À l’occasion de la sortie de son double-clip, “Sur la route de l’Ammour / Retour aux pyramides”, Hyacinthe a accepté de répondre à nos questions. Nous conseillons à tous les retardataires de goûter à cette came auditive. Avec sa gueule à la Pete Doherty et ses vestes tout droit sorties de kermesses africaines, Hyacinthe nous intrigue par son univers décalé et ses musiques « belles et vulgaires ». A 22 ans et déjà 3 projets à son actif, le jeune parisien membre du collectif DFHDGB – « Des faux hispters et des grosses bites » -, se démarque par ses punchlines osées et ses lyrics volontairement outranciers autour de thèmes dessinant une certaine proximité avec le vécu de sa génération : drogues, avortement, amours déchus. Portrait non exhaustif de ce personnage volontairement désinvolte.

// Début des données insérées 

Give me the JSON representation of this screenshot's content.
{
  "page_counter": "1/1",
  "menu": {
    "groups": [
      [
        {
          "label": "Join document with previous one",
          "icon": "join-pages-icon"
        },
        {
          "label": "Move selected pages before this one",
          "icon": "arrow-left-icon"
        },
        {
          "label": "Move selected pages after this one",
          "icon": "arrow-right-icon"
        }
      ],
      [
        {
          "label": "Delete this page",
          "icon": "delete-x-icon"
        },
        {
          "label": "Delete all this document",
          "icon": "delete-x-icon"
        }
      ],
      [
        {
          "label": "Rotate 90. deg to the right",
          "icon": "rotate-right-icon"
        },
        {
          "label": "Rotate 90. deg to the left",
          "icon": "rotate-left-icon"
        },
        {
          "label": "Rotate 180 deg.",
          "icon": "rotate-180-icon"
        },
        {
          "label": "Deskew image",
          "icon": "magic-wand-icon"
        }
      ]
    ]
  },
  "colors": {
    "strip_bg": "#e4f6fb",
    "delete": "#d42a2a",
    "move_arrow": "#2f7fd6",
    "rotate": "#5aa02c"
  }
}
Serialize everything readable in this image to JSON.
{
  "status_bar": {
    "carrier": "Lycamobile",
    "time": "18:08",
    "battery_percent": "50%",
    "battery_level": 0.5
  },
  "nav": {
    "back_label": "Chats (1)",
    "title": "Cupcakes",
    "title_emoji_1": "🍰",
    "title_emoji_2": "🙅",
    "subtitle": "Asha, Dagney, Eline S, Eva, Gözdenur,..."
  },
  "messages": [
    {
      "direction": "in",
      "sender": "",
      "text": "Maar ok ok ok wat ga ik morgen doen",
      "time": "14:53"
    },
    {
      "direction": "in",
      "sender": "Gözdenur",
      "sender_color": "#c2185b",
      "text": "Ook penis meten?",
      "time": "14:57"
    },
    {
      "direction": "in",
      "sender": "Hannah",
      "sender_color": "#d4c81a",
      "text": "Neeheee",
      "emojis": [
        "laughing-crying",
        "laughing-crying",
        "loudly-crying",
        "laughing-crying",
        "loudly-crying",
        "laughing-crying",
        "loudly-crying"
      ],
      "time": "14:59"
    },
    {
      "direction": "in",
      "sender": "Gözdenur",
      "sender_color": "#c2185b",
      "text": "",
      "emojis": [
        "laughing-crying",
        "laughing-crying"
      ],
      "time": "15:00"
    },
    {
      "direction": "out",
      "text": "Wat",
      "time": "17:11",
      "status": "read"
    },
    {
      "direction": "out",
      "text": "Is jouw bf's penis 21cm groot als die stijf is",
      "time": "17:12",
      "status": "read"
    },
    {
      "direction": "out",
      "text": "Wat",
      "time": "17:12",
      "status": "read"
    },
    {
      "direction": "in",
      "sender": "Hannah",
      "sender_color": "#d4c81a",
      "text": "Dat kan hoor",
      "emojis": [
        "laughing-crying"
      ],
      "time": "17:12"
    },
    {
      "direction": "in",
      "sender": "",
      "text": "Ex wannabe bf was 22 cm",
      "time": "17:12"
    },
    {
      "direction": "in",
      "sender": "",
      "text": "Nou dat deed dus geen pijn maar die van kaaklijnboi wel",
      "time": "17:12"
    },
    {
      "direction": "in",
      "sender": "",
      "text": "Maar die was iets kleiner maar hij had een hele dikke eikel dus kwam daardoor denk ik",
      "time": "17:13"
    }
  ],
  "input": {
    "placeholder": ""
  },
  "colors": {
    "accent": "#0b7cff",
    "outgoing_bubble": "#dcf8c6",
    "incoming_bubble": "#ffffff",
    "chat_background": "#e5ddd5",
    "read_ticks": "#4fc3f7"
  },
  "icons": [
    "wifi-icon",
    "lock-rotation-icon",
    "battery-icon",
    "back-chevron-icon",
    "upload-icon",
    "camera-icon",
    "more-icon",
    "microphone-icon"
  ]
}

Hyacinthe, tu as choisi ce nom par rapport au “beau jeune homme” de la mythologie grecque ?

Non, à la base j’suis tombé sur ce nom complètement par hasard dans les Fleurs du mal de Baudelaire. J’ai trouvé le mot stylé. Et c’est après que je me suis intéressé à ce que ça pouvait signifier, notamment dans la mythologie grecque, dans laquelle il était l’amant d’Apollon. Comme je suis un mec yolo, j’ai gardé le blaze. (rires)

Tu peux nous parler de ton parcours ?

Euh….franchement j’ai 22 ans donc pas un très long parcours. J’ai fait semblant de faire des études à la fac… comme pas mal de monde.

Des ‘Faux Hipsters et des Grosses Bites’, ça vient d’où ?

Ça remonte à loin… Quand j’ai sorti mon premier freestyle, une pote et moi on s’est dit que ce serait marrant de mettre un nom de label bidon, on avait choisi Des Faux Hipsters et Des Bites Prod´. On avait choisi ce nom-là car mes premiers freestyles étaient filmés avec Photobooth, donc un truc vraiment à l’arrache… Ca n’avait rien de sérieux… Puis c’est arrivé jusqu’aux oreilles de Krampf qui appréciait ce que je faisais mais il disait que c’était très mal mixé. Donc il a proposé de m’envoyer des instrus et c’est à partir de ce moment qu’on a commencé à travailler ensemble sur un premier projet “Des Hauts, Des Bas et Des Strings”, qui lui-même est arrivé aux oreilles de L.O.A.S, et c’est comme ça qu’est né DFHDGB.

‘Ne pleurez pas Mademoiselle’ c’est votre 1er projet sous DFHDGB ?

Non. J’avais déjà fait des projets en solos qui sont sortis avant, dont Sur la route de l’Ammour pour ma part, L.OA.S lui avait déjà sorti des clips… Mais disons que celui-là c’est le premier qui a concrétisé DFHDGB. On a pressé des CD et on a été étonnés de voir à quel point nos auditeurs étaient prêts à nous soutenir.

Sur cet EP, il y a deux morceaux – “Strip Club” et “Pain au Chocolat & Pussy”- avec Lofty305, membre du collectif de Miami, MetroZu. Comment s’est faite votre collaboration avec lui ?

En after. On a rencontré Lofty en after sur Paris puis on s’est mis à faire du son avec lui. C’était rigolo… même si je ne me rappelle pas de tout.

Ahah et après vous avez fini en club de strip ?

Ça aurait pu mais non, c’est encore une autre histoire ça…

Vous vous inspirez de l’influence du Raider Klan ou du Chiraq ?

Le Raider Klan j’aime bien mais je mentirais en disant que je connais bien. Genre SpaceGhostPurpp j’ai bien kiffé son album. Pareil, la scène de Chicago je ne connais pas plus que ça, je suis plus ce qu’il se passe à Atlanta. Ce qui n’est pas plus mal, ça m’évite de pomper les mêmes flows que tout le monde.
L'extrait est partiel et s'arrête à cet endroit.